Im Streitjahr 1995 machten die Kläger bei der Ermittlung der Einkünfte aus Vermietung und Verpachtung hinsichtlich der Wohnungen Nr. 15 und 16 im Gebäude U.26a unter Ansatz von Einnahmen für 4 Monate (DM 3.308,–) u. a. Schuldzinsen (DM 21.164,–) und Absetzung für Abnutzung (– AfA – DM 3.767,–) für das ganze Kalenderjahr geltend, wodurch sich negative Einkünfte in Höhe von insgesamt DM 26.806,– ergaben. Im Einkommensteuerbescheid vom 18.02.1997 wurden die negativen Einkünfte entsprechend einem zuvor erfolgten Anhörungsschreiben mit lediglich DM 10.186,– angesetzt, da laut Erläuterungstext eine Vermietungsabsicht für die Wohnungen nicht nachgewiesen worden sei. Die Abweichung resultierte aus dem Ansatz von jeweils 4/12 der geltend gemachten Schuldzinsen und AfA. Dagegen legten die Kl. mit Schreiben vom 26.02.1997 Einspruch ein. Zur Begründung trugen die Kl. im Wesentlichen vor, dass eine Vermietung aufgrund der negativen Vermietungssituation nicht möglich gewesen sei. Es sei ihnen nicht darum gegangen, die Wohnungen bewusst leerstehen zu lassen, um sie besser veräußern zu können; auch eine Vermietung wäre akzeptiert worden.

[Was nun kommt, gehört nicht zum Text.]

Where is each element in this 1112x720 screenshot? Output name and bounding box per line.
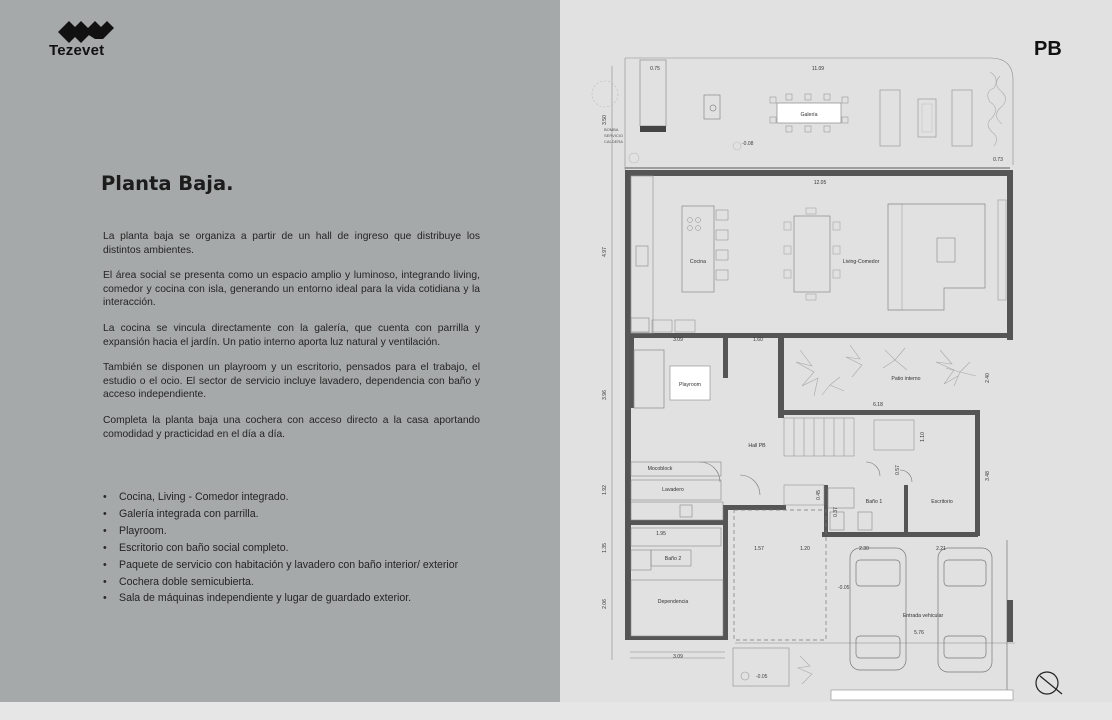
dimension-label: 3.09: [673, 654, 683, 660]
floor-plan: [586, 48, 1072, 702]
dimension-label: 0.37: [833, 507, 839, 517]
brand-name: Tezevet: [49, 42, 105, 59]
feature-list: [103, 489, 480, 607]
plan-badge: PB: [1034, 38, 1062, 60]
dimension-label: 3.50: [602, 115, 608, 125]
room-label-monoblock: Mocoblock: [647, 466, 673, 472]
dimension-label: 1.20: [800, 546, 810, 552]
dimension-label: 1.10: [920, 432, 926, 442]
level-label: -0.08: [742, 141, 754, 147]
note-label: SERVICIO: [604, 133, 624, 138]
list-item: • Playroom.: [103, 523, 480, 540]
room-label-playroom: Playroom: [679, 382, 701, 388]
list-item: • Sala de máquinas independiente y lugar de guardado exterior.: [103, 590, 480, 607]
page-title: Planta Baja.: [101, 172, 234, 195]
dimension-label: 1.95: [656, 531, 666, 537]
list-item: • Galería integrada con parrilla.: [103, 506, 480, 523]
room-label-hall: Hall PB: [748, 443, 766, 449]
paragraph: La planta baja se organiza a partir de un hall de ingreso que distribuye los distintos ambientes.: [103, 231, 480, 256]
dimension-label: 6.18: [873, 402, 883, 408]
description-panel: [0, 0, 560, 702]
list-item: • Escritorio con baño social completo.: [103, 540, 480, 557]
dimension-label: 11.09: [811, 66, 825, 72]
room-label-bano2: Baño 2: [664, 556, 682, 562]
dimension-label: 1.92: [602, 485, 608, 495]
room-label-galeria: Galería: [800, 112, 818, 118]
north-arrow-icon: [1036, 672, 1062, 694]
level-label: -0.05: [838, 585, 850, 591]
room-label-cocina: Cocina: [689, 259, 707, 265]
note-label: BOMBA: [604, 127, 619, 132]
room-label-bano1: Baño 1: [865, 499, 883, 505]
list-item: • Cochera doble semicubierta.: [103, 574, 480, 591]
note-label: CALDERA: [604, 139, 623, 144]
list-item: • Paquete de servicio con habitación y lavadero con baño interior/ exterior: [103, 557, 480, 574]
room-label-living: Living-Comedor: [842, 259, 880, 265]
bottom-strip: [0, 702, 1112, 720]
paragraph: La cocina se vincula directamente con la galería, que cuenta con parrilla y expansión hacia el jardín. Un patio interno aporta luz natural y ventilación.: [103, 322, 480, 348]
dimension-label: 1.35: [602, 543, 608, 553]
dimension-label: 0.45: [816, 490, 822, 500]
dimension-label: 3.48: [985, 471, 991, 481]
paragraph: El área social se presenta como un espacio amplio y luminoso, integrando living, comedor y cocina con isla, generando un entorno ideal para la vida cotidiana y la interacción.: [103, 270, 480, 309]
dimension-label: 0.57: [895, 465, 901, 475]
dimension-label: 1.60: [753, 337, 763, 343]
paragraph: Completa la planta baja una cochera con acceso directo a la casa aportando comodidad y practicidad en el día a día.: [103, 414, 480, 440]
room-label-entrada: Entrada vehicular: [902, 613, 944, 619]
room-label-dependencia: Dependencia: [657, 599, 689, 605]
dimension-label: 4.97: [602, 247, 608, 257]
level-label: -0.05: [756, 674, 768, 680]
dimension-label: 0.75: [650, 66, 660, 72]
room-label-lavadero: Lavadero: [662, 487, 684, 493]
dimension-label: 2.21: [936, 546, 946, 552]
room-label-escritorio: Escritorio: [931, 499, 953, 505]
paragraph: También se disponen un playroom y un escritorio, pensados para el trabajo, el estudio o el ocio. El sector de servicio incluye lavadero, dependencia con baño y acceso independiente.: [103, 362, 480, 401]
dimension-label: 2.40: [985, 373, 991, 383]
dimension-label: 2.30: [859, 546, 869, 552]
dimension-label: 3.09: [673, 337, 683, 343]
dimension-label: 2.06: [602, 599, 608, 609]
description-text: [103, 230, 480, 453]
dimension-label: 1.57: [754, 546, 764, 552]
room-label-patio: Patio interno: [891, 376, 921, 382]
dimension-label: 12.05: [813, 180, 827, 186]
dimension-label: 0.73: [993, 157, 1003, 163]
dimension-label: 3.96: [602, 390, 608, 400]
dimension-label: 5.76: [914, 630, 924, 636]
list-item: • Cocina, Living - Comedor integrado.: [103, 489, 480, 506]
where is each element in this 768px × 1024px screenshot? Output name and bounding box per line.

Mit Einspruchsentscheidung vom 29.12.1998 wies der Beklagte (Bekl.) den Einspruch als unbegründet zurück. Nach der in der Einkommensteuerakte befindlichen Verfügung vom 29.12.1998 wurde sie auch am 29.12.1998 mit einfachem Brief zur Post gegeben. Zur Begründung trug der Bekl. vor, dass bei alternativem Anbieten zur Vermietung und zum Verkauf, die erforderliche Absicht, Einkünfte aus Vermietung und Verpachtung zu erzielen, nicht positiv festgestellt werden könne. Sei in einem solchen Fall eine endgültige Entscheidung noch nicht gefallen, so stünden die zwischenzeitlich angefallenen Werbungskosten nicht in direktem Zusammenhang mit der Einkunftserzielungsabsicht. Bei den Kl. habe bereits vor dem Auszug der Mieter Verkaufsabsicht bestanden, was durch das Schreiben des Immobilienvermittlers vom 27.03.1995 dokumentiert sei (Betreffzeile: „Verkauf Objekt U. …”). Bemühungen, die Eigentumswohnungen zu vermieten, seien zwar vorgetragen jedoch nicht nachgewiesen worden. Nach dem eigenen Klägervortrag sollten die Wohnungen entweder vermietet oder verkauft werden. Auch wenn dies zugetroffen hätte, so würde dies nicht zum Werbungskostenabzug berechtigen, weil der endgültige Entschluss zur Einkunftserzielung nicht gefasst gewesen sei. Der Abzug von Werbungskosten für die Leerstandszeit würde nur dann in Betracht kommen, wenn nachweislich ausschließlich Maßnahmen ergriffen worden wären, die auf eine Vermietung der Wohnungen abgezielt hätten.